I am back with another book review, today it is So Much Love by Rebecca Rosenblum. Thanks so much to Penguin Random House Canada for sending me a copy of this book for an honest review, as always, all opinions are my own.
The story really follows a collection of characters in varying timelines, however, the most prominent is the disappearance of twenty-seven-year-old Catherine, as well as a high school boy, Donny, a few months earlier. This is one of those stories that shows how something like this can shake the whole town, but, unlike many other cases I've read, Rosenblum pulls it off in a stunning way. We read chapters from Catherine's professor, her husband, and mother; Donny's girlfriend, the kidnapper, etc. etc. Each chapter feels necessary to the plot, each narration a new piece of the larger puzzle.

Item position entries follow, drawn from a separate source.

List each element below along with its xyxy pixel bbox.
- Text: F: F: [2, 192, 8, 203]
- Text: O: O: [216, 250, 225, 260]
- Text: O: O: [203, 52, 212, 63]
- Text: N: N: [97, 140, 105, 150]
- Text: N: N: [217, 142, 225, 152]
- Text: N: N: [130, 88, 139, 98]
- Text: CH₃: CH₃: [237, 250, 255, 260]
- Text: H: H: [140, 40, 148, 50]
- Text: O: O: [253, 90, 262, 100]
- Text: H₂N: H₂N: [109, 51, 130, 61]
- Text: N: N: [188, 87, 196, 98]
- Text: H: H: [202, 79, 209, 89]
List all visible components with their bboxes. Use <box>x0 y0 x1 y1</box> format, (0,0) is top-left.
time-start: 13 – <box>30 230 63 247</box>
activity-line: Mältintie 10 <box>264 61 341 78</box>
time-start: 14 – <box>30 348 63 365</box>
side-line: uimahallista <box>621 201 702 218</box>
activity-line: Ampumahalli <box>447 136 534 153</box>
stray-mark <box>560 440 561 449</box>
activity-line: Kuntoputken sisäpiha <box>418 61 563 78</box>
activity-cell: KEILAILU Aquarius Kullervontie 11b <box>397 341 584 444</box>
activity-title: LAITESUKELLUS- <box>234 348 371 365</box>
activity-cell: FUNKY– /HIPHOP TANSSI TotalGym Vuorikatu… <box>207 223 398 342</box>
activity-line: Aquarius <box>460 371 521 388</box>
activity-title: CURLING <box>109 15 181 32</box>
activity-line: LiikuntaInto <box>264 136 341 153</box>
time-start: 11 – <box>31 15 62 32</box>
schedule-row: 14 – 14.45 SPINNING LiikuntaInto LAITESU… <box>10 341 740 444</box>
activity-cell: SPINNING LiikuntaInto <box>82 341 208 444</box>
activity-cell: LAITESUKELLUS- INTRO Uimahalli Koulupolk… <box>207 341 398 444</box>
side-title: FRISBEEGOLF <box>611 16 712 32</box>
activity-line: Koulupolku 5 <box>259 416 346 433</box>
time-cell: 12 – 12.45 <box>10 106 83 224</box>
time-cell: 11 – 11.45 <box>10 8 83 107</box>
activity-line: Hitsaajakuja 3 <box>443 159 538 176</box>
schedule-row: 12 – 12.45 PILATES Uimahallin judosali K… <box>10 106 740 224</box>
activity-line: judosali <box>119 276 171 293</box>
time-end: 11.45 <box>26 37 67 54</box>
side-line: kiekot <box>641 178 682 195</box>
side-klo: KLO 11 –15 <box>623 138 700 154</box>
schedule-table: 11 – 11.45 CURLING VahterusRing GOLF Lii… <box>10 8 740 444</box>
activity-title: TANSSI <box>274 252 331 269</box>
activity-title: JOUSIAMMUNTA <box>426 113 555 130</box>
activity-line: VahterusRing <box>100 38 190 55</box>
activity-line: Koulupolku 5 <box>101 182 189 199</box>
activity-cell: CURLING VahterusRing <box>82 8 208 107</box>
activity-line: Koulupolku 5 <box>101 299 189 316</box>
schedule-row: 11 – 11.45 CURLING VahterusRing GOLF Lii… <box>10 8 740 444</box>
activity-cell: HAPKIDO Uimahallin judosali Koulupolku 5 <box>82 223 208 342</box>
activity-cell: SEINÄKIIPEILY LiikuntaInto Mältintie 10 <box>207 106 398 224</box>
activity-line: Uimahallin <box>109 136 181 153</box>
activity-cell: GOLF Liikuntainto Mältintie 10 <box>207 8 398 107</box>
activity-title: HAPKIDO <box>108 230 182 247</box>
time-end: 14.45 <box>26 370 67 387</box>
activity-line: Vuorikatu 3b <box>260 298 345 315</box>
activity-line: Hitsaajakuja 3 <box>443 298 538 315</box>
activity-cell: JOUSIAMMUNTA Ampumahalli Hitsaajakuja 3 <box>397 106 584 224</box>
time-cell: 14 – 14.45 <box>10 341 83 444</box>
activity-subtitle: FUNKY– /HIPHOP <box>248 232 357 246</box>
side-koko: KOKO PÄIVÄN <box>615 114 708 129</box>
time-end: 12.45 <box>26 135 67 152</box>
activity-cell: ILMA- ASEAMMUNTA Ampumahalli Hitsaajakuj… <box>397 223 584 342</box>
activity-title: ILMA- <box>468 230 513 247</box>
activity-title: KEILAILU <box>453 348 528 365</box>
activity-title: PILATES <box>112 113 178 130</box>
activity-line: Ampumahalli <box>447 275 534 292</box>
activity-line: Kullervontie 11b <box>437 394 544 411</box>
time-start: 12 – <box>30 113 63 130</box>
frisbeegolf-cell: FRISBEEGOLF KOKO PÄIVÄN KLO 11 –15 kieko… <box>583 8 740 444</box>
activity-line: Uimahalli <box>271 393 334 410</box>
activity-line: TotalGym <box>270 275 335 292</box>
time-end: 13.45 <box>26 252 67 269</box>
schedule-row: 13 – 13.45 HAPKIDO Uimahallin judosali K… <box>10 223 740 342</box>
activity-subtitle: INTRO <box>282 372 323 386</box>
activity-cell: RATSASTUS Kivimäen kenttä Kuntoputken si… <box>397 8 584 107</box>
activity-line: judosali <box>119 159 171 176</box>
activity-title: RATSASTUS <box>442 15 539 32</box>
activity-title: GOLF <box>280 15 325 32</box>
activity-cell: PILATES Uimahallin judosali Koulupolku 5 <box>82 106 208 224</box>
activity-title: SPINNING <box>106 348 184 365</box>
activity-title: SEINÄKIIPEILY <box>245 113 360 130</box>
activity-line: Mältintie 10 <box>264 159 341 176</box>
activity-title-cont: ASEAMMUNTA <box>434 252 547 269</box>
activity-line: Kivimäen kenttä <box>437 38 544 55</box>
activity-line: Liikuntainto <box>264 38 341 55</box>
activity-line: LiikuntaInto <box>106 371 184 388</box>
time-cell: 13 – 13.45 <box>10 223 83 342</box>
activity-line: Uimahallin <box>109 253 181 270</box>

And what it took me about half the book to figure out was that this isn't a thriller about a missing woman and her fight to survive. This is a book about relationships, interactions with the people around us and the love we share with one another. In that sense, I think the title is spot on. Despite the horrible things that happen to Catherine and Donny, there is still love in the world.
This book was truly unlike any other I think I have ever read. Every aspect blew me away. The diction and descriptions of the story were so perfectly chosen and phrased, without trying too hard to be put together. The development of the story through multiple characters and the deeper themes within the book also pleasantly surprised me. Rosenblum's writing style is truly lyrical and established, it's one of those books I won't soon forget, just on writing alone.
I think that it is this writing style that is able to elevate this book from just another thriller to a darker contemporary novel with thriller aspects.
I also loved the fact that this book was written by a Canadian author and is set in a Canadian town. As a Canadian myself, I love it when there are subtle differences that I can pick up on, like calling it "grade ten" instead of "tenth grade." Just little things like that that make the story feel more home-y and give a more intimate setting that I can recognize.
I really don't know if there is anything I can find fault in with this one, maybe if I was being really nit-picky I would say that there were one or two POVs that took me a little longer to get into and to figure out who was speaking. After I figured it out, however, I really got into it.
Overall, a new favourite and one I won't soon forget.